Tema di rilievo sarà quello legato agli esuberi. Rispetto agli attuali 25mila dipendenti, sono previste circa 5-6mila uscite, che però dovrebbero essere gestite tramite il fondo esuberi. Previsto un intervento significativo anche sulle filiali, che dovrebbero ridursi di circa 400 rispetto alle 1.860 attuali. A tal proposito, proprio per oggi è previsto un incontro tra i sindacati e il Ceo Marco Morelli che, insieme al Cfo Francesco Mele, ha lavorato alla definizione del piano.
Di fatto con l’ok della Commissione la parola passerebbe al ministero dell’Economia per avviare davvero il percorso che dovrà portare al risanamento di Rocca Salimbeni e al suo ritorno in Borsa. Percorso, questo, scandito da due provvedimenti principali: il primo è quello che fa scattare l’aumento di capitale con i fondi pubblici, che alla luce delle ultime limature potrebbero attestarsi poco sotto quota 6 miliardi di euro. La mossa porterà il Tesoro a diventare l’azionista di larga maggioranza del Monte, con una quota che dovrebbe oscillare intorno al 70% e porterà sopra gli 11 miliardi l’impegno iniziale dello Stato per gestire la situazione delle banche in difficoltà (si veda anche Il Sole 24 Ore del 29 giugno). Il provvedimento che di fatto mette il Tesoro al timone di Rocca Salimbeni dovrebbe arrivare circa quattro settimane dopo il via libera definitivo della Ue alla ricapitalizzazione precauzionale: in quest’ottica, è probabile che il ritorno del titolo in Borsa slitti a dopo la pausa estiva.
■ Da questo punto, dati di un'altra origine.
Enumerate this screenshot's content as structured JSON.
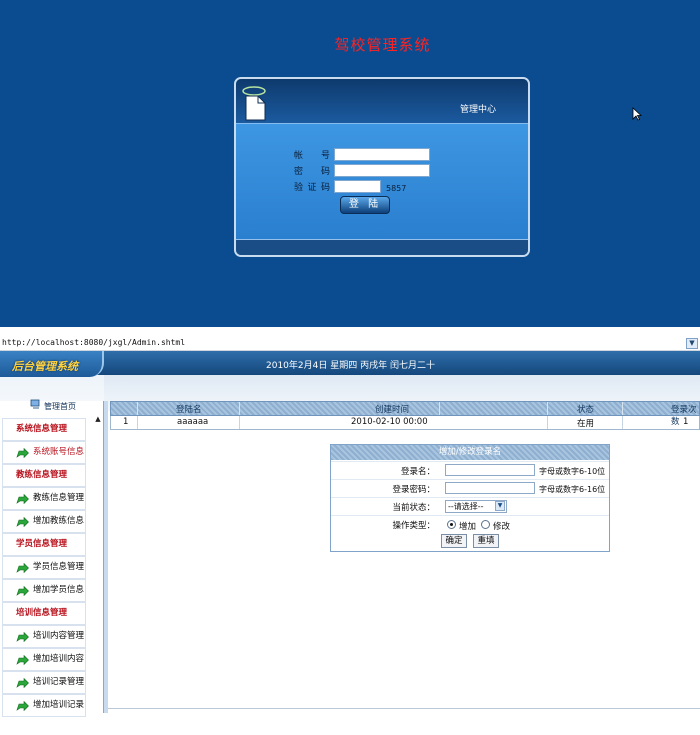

Il secondo provvedimento è quello chiamato a disciplinare il meccanismo dei rimborsi ai piccoli investitori titolari di obbligazioni subordinate. Sul punto è stato serrato il confronto con le autorità europee, per definire i confini della vendita fraudolenta (misselling) che dà diritto all’indennizzo. Ed è possibile che proprio dalla limatura di questo capitolo sia scaturito il quadro definitivo dei numeri che alleggerisce un po’ rispetto alle attese iniziali l’impegno dello Stato.